Гарри впервые пожалел, что у Большого Зверя нет привычки толкать его голову на себя.
Он поднял взгляд и поразился выражению лица Северуса — страдание смешалось с желанием, брови мучительно выгнулись, бледные скулы загорелись румянцем. Большой Зверь закусил губу и молчал, прерывисто дыша, глядя на Г. Дж. сверху вниз туманными глазами.
— Гарри, — прошептал он. — Гарри!
Г. Дж. тихо всхлипнул: Северус почти никогда не звал его по имени.
— ОНИ забрали у нас все, — Гарри по-детски жадно схватил губами теплую бархатную кожу. — Всё забрали, Шатц! Осталось только это, только одно это!
— Да, — выдохнул Северус. — И черт с ним!
Гарри перестал думать. Он молча вобрал ртом любимую часть тела Зверя — обмирая от нежности, удовольствия и тихого безумия.
На Северуса глядеть не следовало — тот закусил собственный кулак, чтобы не стонать.
Как это случилось, Гарри не понял, просто ощутил, что ствол, большой, горячий и гладкий, скользнул в горло, глубоко и мягко, и теперь толкался внутри, страшно и вместе с тем восхитительно приятно.
Г. Дж. не умер, не захлебнулся и не задохнулся. В мозгу мелькнула детская радостная мысль: «Ой, получилось!»
Жадно сдавив бедра Северуса, дрожа всем телом от восторга, он самозабвенно отдался упоительному безумству.
Большого Зверя не хватило надолго. С глухим рычаньем он схватил Гарри за плечи, дернулся в агонии и замер. Г. Дж. почувствовал конвульсивный трепет его тела, но все еще продолжал ласкать горлом жаркую плоть — медленно и мягко, в бессознательном размеренном ритме. Он ощутил горячую фонтанирующую влагу внутри, не осознал вкуса, замер и притих, уткнувшись носом в теплый живот Большого Зверя.

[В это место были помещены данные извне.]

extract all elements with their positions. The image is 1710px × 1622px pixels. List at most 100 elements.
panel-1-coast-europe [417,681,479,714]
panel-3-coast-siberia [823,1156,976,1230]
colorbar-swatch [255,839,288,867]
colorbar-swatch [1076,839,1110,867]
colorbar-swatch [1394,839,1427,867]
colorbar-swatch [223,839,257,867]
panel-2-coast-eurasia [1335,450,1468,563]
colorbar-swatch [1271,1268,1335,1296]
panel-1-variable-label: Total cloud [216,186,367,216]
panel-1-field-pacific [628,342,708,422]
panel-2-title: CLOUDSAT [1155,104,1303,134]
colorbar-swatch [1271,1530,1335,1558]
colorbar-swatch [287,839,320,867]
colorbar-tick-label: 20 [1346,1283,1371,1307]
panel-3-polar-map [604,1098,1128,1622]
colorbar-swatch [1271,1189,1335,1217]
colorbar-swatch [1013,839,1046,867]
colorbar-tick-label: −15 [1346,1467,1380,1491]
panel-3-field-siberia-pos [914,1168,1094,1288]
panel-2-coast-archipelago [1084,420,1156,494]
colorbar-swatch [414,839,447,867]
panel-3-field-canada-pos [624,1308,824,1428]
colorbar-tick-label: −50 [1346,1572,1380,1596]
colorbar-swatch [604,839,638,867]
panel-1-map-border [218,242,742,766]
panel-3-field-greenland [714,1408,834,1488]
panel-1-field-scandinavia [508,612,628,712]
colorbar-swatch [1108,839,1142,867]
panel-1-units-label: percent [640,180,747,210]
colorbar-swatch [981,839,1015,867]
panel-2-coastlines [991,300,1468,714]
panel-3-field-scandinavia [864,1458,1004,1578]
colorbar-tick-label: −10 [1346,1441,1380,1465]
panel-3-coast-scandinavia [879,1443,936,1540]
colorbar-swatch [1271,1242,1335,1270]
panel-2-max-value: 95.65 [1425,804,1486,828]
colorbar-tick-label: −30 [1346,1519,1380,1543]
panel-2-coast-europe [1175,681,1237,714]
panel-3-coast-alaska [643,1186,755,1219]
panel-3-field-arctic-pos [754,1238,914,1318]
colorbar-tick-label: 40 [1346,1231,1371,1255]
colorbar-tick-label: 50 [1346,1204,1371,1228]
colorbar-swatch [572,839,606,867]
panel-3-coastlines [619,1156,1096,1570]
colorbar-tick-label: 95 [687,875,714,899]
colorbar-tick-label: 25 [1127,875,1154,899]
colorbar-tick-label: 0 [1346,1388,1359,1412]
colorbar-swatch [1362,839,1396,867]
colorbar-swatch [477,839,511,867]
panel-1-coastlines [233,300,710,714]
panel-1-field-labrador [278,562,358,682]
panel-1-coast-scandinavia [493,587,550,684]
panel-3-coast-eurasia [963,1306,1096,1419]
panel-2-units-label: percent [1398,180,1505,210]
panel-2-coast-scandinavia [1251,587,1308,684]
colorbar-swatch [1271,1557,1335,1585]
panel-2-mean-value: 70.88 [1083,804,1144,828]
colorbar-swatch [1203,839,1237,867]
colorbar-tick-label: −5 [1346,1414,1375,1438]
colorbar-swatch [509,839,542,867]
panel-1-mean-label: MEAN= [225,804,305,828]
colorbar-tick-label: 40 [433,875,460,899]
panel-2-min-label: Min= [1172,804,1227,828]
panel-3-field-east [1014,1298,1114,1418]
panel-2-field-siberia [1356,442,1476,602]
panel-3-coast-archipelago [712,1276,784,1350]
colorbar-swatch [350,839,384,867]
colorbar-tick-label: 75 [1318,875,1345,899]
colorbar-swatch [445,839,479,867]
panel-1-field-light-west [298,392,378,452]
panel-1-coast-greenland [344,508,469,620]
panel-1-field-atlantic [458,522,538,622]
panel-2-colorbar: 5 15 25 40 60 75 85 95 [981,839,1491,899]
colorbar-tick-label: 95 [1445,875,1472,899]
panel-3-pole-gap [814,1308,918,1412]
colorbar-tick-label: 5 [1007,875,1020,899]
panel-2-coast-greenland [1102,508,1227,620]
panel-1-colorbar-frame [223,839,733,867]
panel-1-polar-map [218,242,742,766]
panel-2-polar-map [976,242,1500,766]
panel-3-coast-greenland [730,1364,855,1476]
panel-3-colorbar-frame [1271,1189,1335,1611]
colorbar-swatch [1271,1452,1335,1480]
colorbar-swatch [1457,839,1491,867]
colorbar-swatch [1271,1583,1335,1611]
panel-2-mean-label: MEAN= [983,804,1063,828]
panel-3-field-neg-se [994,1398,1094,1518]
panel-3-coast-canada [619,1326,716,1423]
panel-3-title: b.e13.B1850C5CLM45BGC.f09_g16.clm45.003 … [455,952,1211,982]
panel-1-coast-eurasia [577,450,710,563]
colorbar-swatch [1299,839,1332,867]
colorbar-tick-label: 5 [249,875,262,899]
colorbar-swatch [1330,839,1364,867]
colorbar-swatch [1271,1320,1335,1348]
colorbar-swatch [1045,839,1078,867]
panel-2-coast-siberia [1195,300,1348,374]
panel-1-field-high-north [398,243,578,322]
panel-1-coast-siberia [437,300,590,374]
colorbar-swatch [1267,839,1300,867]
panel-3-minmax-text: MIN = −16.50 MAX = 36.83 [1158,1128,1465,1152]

— Gott... — прошептал Северус. — O Gott!
Гарри медленно и неохотно выпустил из горла добычу, все еще удивляясь собственному подвигу.
— Больше всех на свете, — прошептал он, не желая дарить чужим ушам сокровенное слово «люблю». — Больше всех на свете, Шатц!
Северус, наконец, поднял его, ослабевшего и дрожащего, и прижал к груди.
— Liebling?..
— Нет, — Гарри стыдливо спрятал нос в любимых густых волосах. — Я... нет. Не трогай. Не могу. Прости.
Северус судорожно сжал его в объятьях.